SAM 3 is evaluated across image segmentation, video segmentation, few-shot detection, counting, and interactive refinement. With only a text prompt, it achieves state-of-the-art results on COCO, LVIS, COCO-O, and open-vocabulary benchmarks, more than doubling the performance of strong baselines on SA-Co/Gold. It also outperforms specialist models in open-vocabulary semantic segmentation.
In few-shot adaptation, SAM 3 achieves the strongest performance on ODinW13 and RF100-VL, even without prompt tuning, and surpasses prior detectors and large multimodal models. Using a single exemplar, it improves significantly over T-Rex2, and in interactive settings it quickly boosts accuracy by generalizing from positive and negative examples, outperforming both text-only prompting and SAM-style point-based refinement.
For counting tasks, it matches or surpasses multimodal LLMs while providing full segmentation masks. In video segmentation with text prompts, SAM 3 clearly outperforms open-vocabulary video systems and tracking-by-detection baselines, reaching over 80% of human pHOTA on its main benchmark. In standard visual prompting tasks such as video object segmentation and interactive image segmentation, it improves substantially over SAM 2, especially on difficult datasets like MOSEv2.
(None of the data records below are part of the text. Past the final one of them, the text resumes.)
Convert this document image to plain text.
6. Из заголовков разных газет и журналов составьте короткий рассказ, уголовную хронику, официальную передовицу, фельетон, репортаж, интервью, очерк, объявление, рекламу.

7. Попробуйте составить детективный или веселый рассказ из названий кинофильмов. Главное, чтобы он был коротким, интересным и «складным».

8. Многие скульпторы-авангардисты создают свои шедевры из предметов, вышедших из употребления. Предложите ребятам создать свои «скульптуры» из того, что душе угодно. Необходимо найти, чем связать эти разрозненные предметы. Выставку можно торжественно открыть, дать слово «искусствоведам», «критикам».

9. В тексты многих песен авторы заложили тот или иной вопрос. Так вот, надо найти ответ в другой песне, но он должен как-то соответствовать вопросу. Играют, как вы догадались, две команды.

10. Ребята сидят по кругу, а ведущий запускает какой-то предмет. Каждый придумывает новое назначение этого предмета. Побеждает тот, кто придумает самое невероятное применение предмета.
SAM 3 can be paired with an MLLM to form a "SAM 3 Agent", where the language model generates refined noun-phrase prompts, queries SAM 3, inspects the returned masks, and iterates until it gets the correct segmentation. This approach using zero-shot achieves stronger results than previous work on ReasonSeg, OmniLabel, RefCOCO+, and RefCOCOg, and works consistently across different MLLMs without special tuning, showing good robustness.
Ablation studies show several key contributors to performance: the presence head improves recognition and gives a measurable boost to segmentation quality; adding hard negative examples greatly improves image-level understanding; synthetic data and high-quality curated data each add substantial gains, with clear scaling effects; and AI verifiers significantly improve pseudo-labels by replacing weak presence scores and filtering bad masks, closing roughly half the remaining gap to human performance.